P.L. 105-34, §1001(d)(4), provides:

(4) ELECTION OF MARK TO MARKET BY SECURITIES TRADERS AND TRADERS AND DEALERS IN COMMODITIES. --

(A) IN GENERAL. --The amendments made by subsection (b) shall apply to taxable years ending after the date of the enactment of this Act.

(B) 4-YEAR SPREAD OF ADJUSTMENTS. --In the case of a taxpayer who elects under subsection (e) or (f) of section 475 of the Internal Revenue Code of 1986 (as added by this section) to change its method of accounting for the taxable year which includes the date of the enactment of this Act --

(i) any identification required under such subsection with respect to securities and commodities held on the date of the enactment of this Act shall be treated as timely made if made on or before the 30th day after such date of enactment, and

(ii) the net amount of the adjustments required to be taken into account by the taxpayer under section 481 of such Code shall be taken into account ratably over the 4-taxable year period beginning with such first taxable year.


As then modified in 2002:


Rev.

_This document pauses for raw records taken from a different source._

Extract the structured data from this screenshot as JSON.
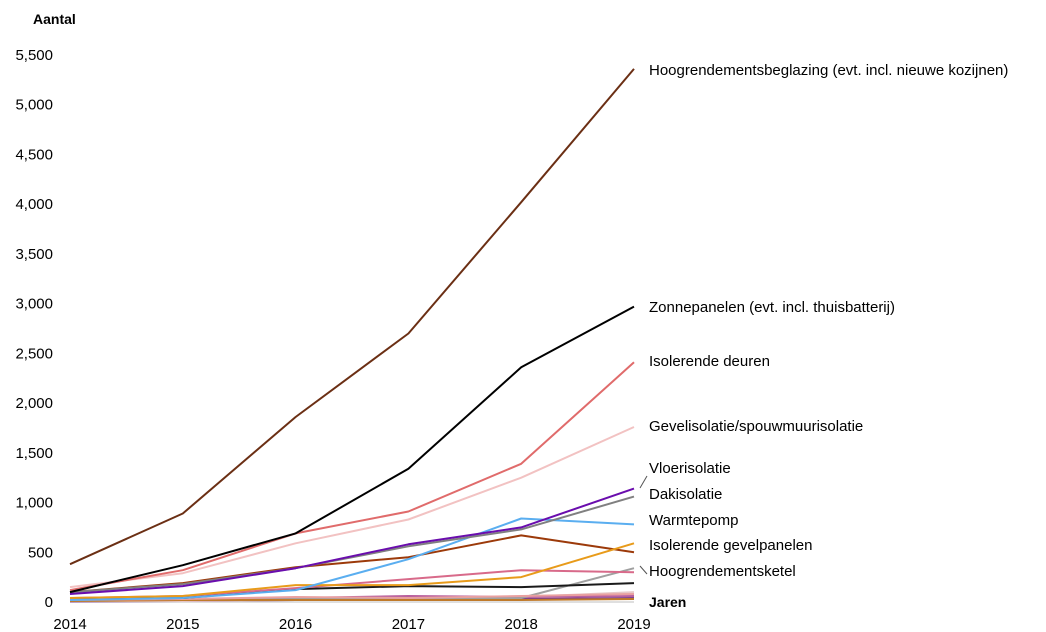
{
  "chart_data": {
    "type": "line",
    "ylabel": "Aantal",
    "xlabel": "Jaren",
    "x": [
      2014,
      2015,
      2016,
      2017,
      2018,
      2019
    ],
    "xlim": [
      2014,
      2019
    ],
    "ylim": [
      0,
      5500
    ],
    "ytick_labels": [
      "0",
      "500",
      "1,000",
      "1,500",
      "2,000",
      "2,500",
      "3,000",
      "3,500",
      "4,000",
      "4,500",
      "5,000",
      "5,500"
    ],
    "xtick_labels": [
      "2014",
      "2015",
      "2016",
      "2017",
      "2018",
      "2019"
    ],
    "grid": false,
    "legend": "labels at line ends (right)",
    "series": [
      {
        "name": "Hoogrendementsbeglazing (evt. incl. nieuwe kozijnen)",
        "color": "#6b2f14",
        "values": [
          380,
          890,
          1860,
          2700,
          4020,
          5360
        ]
      },
      {
        "name": "Zonnepanelen (evt. incl. thuisbatterij)",
        "color": "#000000",
        "values": [
          100,
          370,
          690,
          1340,
          2360,
          2970
        ]
      },
      {
        "name": "Isolerende deuren",
        "color": "#e06b6b",
        "values": [
          120,
          320,
          690,
          910,
          1390,
          2410
        ]
      },
      {
        "name": "Gevelisolatie/spouwmuurisolatie",
        "color": "#f2c2c2",
        "values": [
          150,
          290,
          590,
          830,
          1250,
          1760
        ]
      },
      {
        "name": "Vloerisolatie",
        "color": "#6a0dad",
        "values": [
          80,
          160,
          340,
          580,
          750,
          1140
        ]
      },
      {
        "name": "Dakisolatie",
        "color": "#808080",
        "values": [
          100,
          180,
          340,
          560,
          730,
          1060
        ]
      },
      {
        "name": "Warmtepomp",
        "color": "#5aaef0",
        "values": [
          20,
          40,
          120,
          430,
          840,
          780
        ]
      },
      {
        "name": "Isolerende gevelpanelen",
        "color": "#e89b1a",
        "values": [
          40,
          60,
          170,
          170,
          250,
          590
        ]
      },
      {
        "name": "Hoogrendementsketel",
        "color": "#9c3a0a",
        "values": [
          100,
          190,
          350,
          450,
          670,
          500
        ]
      },
      {
        "name": "",
        "color": "#d86a8a",
        "values": [
          40,
          60,
          140,
          230,
          320,
          300
        ]
      },
      {
        "name": "",
        "color": "#1a1a1a",
        "values": [
          30,
          40,
          130,
          160,
          150,
          190
        ]
      },
      {
        "name": "",
        "color": "#e9a0a0",
        "values": [
          20,
          30,
          50,
          40,
          60,
          80
        ]
      },
      {
        "name": "",
        "color": "#c07a2a",
        "values": [
          10,
          20,
          20,
          20,
          20,
          30
        ]
      },
      {
        "name": "",
        "color": "#a0a0a0",
        "values": [
          10,
          20,
          30,
          30,
          40,
          340
        ]
      },
      {
        "name": "",
        "color": "#b85f9e",
        "values": [
          20,
          20,
          40,
          60,
          50,
          60
        ]
      },
      {
        "name": "",
        "color": "#e7c8c8",
        "values": [
          10,
          10,
          20,
          30,
          50,
          100
        ]
      },
      {
        "name": "",
        "color": "#7a3f8f",
        "values": [
          5,
          10,
          20,
          30,
          30,
          40
        ]
      }
    ],
    "label_colors": {
      "text": "#000000",
      "leader": "#555555"
    }
  }
}
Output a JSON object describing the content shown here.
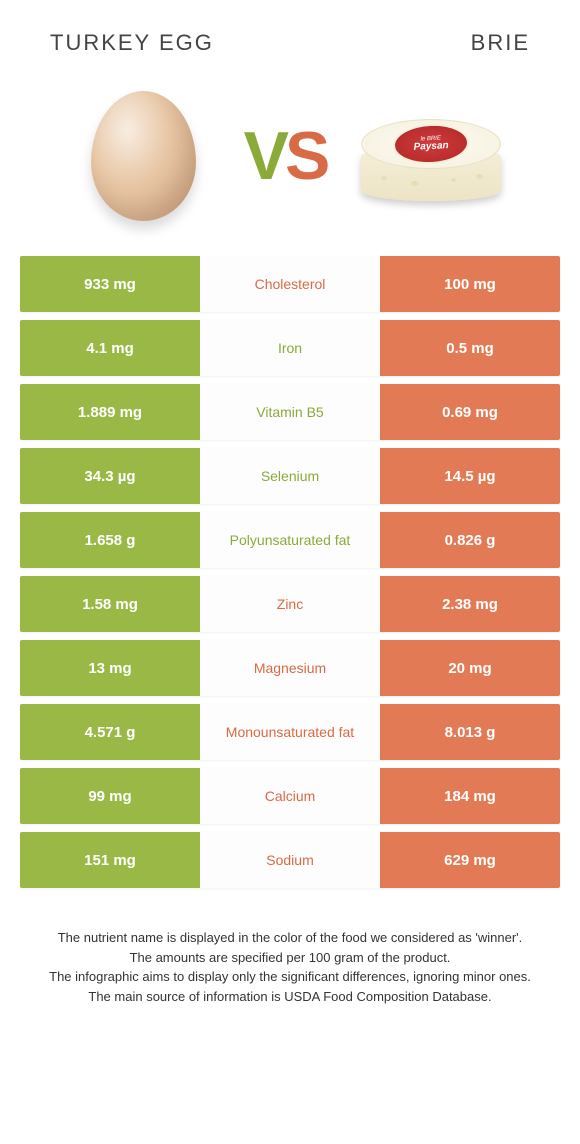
{
  "header": {
    "left_title": "TURKEY EGG",
    "right_title": "BRIE"
  },
  "hero": {
    "vs_left_letter": "V",
    "vs_right_letter": "S",
    "brie_label_line1": "le BRIE",
    "brie_label_line2": "Paysan"
  },
  "colors": {
    "left_bg": "#9ab845",
    "right_bg": "#e27a56",
    "mid_bg": "#fdfdfd",
    "win_left_text": "#8aab3a",
    "win_right_text": "#d96a46",
    "body_bg": "#ffffff"
  },
  "rows": [
    {
      "left": "933 mg",
      "label": "Cholesterol",
      "right": "100 mg",
      "winner": "right"
    },
    {
      "left": "4.1 mg",
      "label": "Iron",
      "right": "0.5 mg",
      "winner": "left"
    },
    {
      "left": "1.889 mg",
      "label": "Vitamin B5",
      "right": "0.69 mg",
      "winner": "left"
    },
    {
      "left": "34.3 µg",
      "label": "Selenium",
      "right": "14.5 µg",
      "winner": "left"
    },
    {
      "left": "1.658 g",
      "label": "Polyunsaturated fat",
      "right": "0.826 g",
      "winner": "left"
    },
    {
      "left": "1.58 mg",
      "label": "Zinc",
      "right": "2.38 mg",
      "winner": "right"
    },
    {
      "left": "13 mg",
      "label": "Magnesium",
      "right": "20 mg",
      "winner": "right"
    },
    {
      "left": "4.571 g",
      "label": "Monounsaturated fat",
      "right": "8.013 g",
      "winner": "right"
    },
    {
      "left": "99 mg",
      "label": "Calcium",
      "right": "184 mg",
      "winner": "right"
    },
    {
      "left": "151 mg",
      "label": "Sodium",
      "right": "629 mg",
      "winner": "right"
    }
  ],
  "footer": {
    "line1": "The nutrient name is displayed in the color of the food we considered as 'winner'.",
    "line2": "The amounts are specified per 100 gram of the product.",
    "line3": "The infographic aims to display only the significant differences, ignoring minor ones.",
    "line4": "The main source of information is USDA Food Composition Database."
  }
}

Proc. 2002-19, 2002-13 I.R.B. 696 (4/1/2002)

SECTION 2. CHANGES

.01 Changes to BACKGROUND Sections. Section 2.01(3) in each of Rev. Proc. 97-27 and Rev. Proc. 2002-9 is deleted.

.02 Changes to section 481(a) Spread Period for Negative section 481(a) Adjustments.

(1) Section 5.02(3)(a) of Rev. Proc. 97-27 is modified to read as follows:

"(a) In general. Except as otherwise provided in sections 5.02(3)(b) and 7.03 of this revenue procedure, the section 481(a) adjustment period is four taxable years for a net positive adjustment for an accounting method change, and one taxable year for a net negative adjustment for an accounting method change."

SECTION 4. EFFECTIVE DATE
4.01 In General. Except as otherwise provided in section 4.02 and 4.03 of this revenue procedure, this revenue procedure is effective for taxable years ending on or after December 31, 2001.

4.02 Changes to Scope Restrictions of Rev. Proc. 97-27. Notwithstanding section 4.01 of this revenue procedure, the changes to the scope restrictions of Rev. Proc. 97-27 provided in section 2.03(1)(a) and (b), 2.03(2)(a) and (b), and 2.03(3)(a) and (b) of this revenue procedure are effective for taxable years ending on or after March 14, 2002.

4.03 Notional Principal Contracts. Notwithstanding section 4.01 of this revenue procedure, the deletion of section 14.02 of Rev. Proc. 97-27 is effective for Forms 3115 pending with the national office on March 14, 2002.